HEK293 cells were cultured in a 6 well plate at 1×106 cells/well (75% confluency) and 24 hours later, transfected with either pAAV-eGFP-L144P Kir7.1 or pAAV-eGFP-WT Kir7.1 plasmids using TransIT-LT1 (Mirusbio#MIR 2305). Live cell imaging was carried out after 24 hours post-transfection. The transfected cells were seeded in a 35 mm imaging dish (ibidi#81156) and stained with wheat germ agglutinin-594 (WGA-594, ThermoFisher#W11262) to label membrane, Hoechst nuclear stain (ThermoFisher#62249), endoplasmic reticulum tracker dye (ThermoFisher#E34250) were also used to assess the protein localization.
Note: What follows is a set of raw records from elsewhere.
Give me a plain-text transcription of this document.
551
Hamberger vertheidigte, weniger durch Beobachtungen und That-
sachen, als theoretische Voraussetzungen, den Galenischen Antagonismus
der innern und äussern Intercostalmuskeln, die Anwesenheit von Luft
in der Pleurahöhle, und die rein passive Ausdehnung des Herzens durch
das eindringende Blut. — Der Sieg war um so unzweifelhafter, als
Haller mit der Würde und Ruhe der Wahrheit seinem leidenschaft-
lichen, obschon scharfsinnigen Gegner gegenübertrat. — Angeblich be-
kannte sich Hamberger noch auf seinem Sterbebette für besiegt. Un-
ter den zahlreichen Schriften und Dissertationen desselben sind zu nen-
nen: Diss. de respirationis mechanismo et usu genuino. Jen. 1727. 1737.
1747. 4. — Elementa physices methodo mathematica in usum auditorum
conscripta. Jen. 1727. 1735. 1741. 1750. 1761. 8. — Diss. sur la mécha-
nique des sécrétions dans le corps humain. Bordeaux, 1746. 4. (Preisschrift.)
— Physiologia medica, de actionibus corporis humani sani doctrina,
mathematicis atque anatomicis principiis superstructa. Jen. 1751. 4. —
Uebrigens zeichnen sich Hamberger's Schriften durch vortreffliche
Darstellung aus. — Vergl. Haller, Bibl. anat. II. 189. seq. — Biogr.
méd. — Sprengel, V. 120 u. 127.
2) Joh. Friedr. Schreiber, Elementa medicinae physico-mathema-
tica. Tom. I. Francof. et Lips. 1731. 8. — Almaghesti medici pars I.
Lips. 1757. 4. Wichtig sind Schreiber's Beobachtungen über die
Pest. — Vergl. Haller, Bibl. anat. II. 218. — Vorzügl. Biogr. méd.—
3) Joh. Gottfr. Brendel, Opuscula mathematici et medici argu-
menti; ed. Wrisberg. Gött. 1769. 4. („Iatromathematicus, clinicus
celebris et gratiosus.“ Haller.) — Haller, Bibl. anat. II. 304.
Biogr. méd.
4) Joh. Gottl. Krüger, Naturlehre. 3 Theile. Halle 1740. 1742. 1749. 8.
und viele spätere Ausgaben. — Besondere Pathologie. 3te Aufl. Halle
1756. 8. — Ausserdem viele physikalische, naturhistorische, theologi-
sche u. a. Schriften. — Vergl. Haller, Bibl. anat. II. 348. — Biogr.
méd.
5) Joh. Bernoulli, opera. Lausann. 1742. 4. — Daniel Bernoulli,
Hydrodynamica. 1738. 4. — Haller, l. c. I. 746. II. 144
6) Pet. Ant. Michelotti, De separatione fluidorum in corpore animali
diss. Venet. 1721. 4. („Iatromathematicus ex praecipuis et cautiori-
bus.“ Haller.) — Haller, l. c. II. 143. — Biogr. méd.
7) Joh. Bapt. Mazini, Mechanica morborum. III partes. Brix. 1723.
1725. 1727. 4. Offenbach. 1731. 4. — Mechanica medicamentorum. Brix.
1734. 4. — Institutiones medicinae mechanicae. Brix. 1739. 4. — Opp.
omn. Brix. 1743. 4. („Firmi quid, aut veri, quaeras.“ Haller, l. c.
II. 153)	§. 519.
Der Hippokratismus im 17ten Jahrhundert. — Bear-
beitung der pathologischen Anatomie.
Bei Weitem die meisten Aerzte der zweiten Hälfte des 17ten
5. Characterization of HEK FRT WT and L144P stable cell lines

HEK Flp-In™ 293 stable cells (ThermoFisher Scientific#R75007, MA, USA) contain a single Flp Recombination Target (FRT) site at a transcriptionally active genomic locus and expresses the ZeocinTM gene under SV40 early promoter. FRT site in HEK293 cells ensured the stable integration and expression of the targeted protein. These cells were maintained in complete media containing D-MEM (high glucose), 10% FBS, 1% Pen-Strep, 2mM L-glutamine, and 100 µg/ml ZeocinTM for selection. According to the manufacturer’s guidelines, WT and L144P Kir7.1 HEK293 stable cell lines were created. Briefly, the FLP-In™ expression vector containing GFP tagged KCNJ13 sequence (WT or L144P) was created by in-fusion cloning. The primers used for cloning are listed in Supplementary Table 1. The HEK293 FRT stable cells were co-transfected with pOG44 recombinase expression plasmid and FLP-In™ expression vector (Supplementary Figure 1a) containing KCNJ13 sequence (WT or L144P). 48 hours-transfection, cells were passaged at 25% confluency for selecting stable transfectants using 400 µg/ml Hygromycin B. The Hygromycin B resistant cell clones (n=15-20) were picked, maintained in 100 µg/ml Hygromycin B and expanded for further characterization. To characterize the clones, RNA was isolated from each clone, reverse transcribed to c.DNA and subjected to Sanger sequencing using specific primers (Supplementary Table 2) to confirm the KCNJ13 sequence (Supplementary Figure 1b). Immunocytochemistry was performed to assess protein expression and localization (Supplementary Figure 1c).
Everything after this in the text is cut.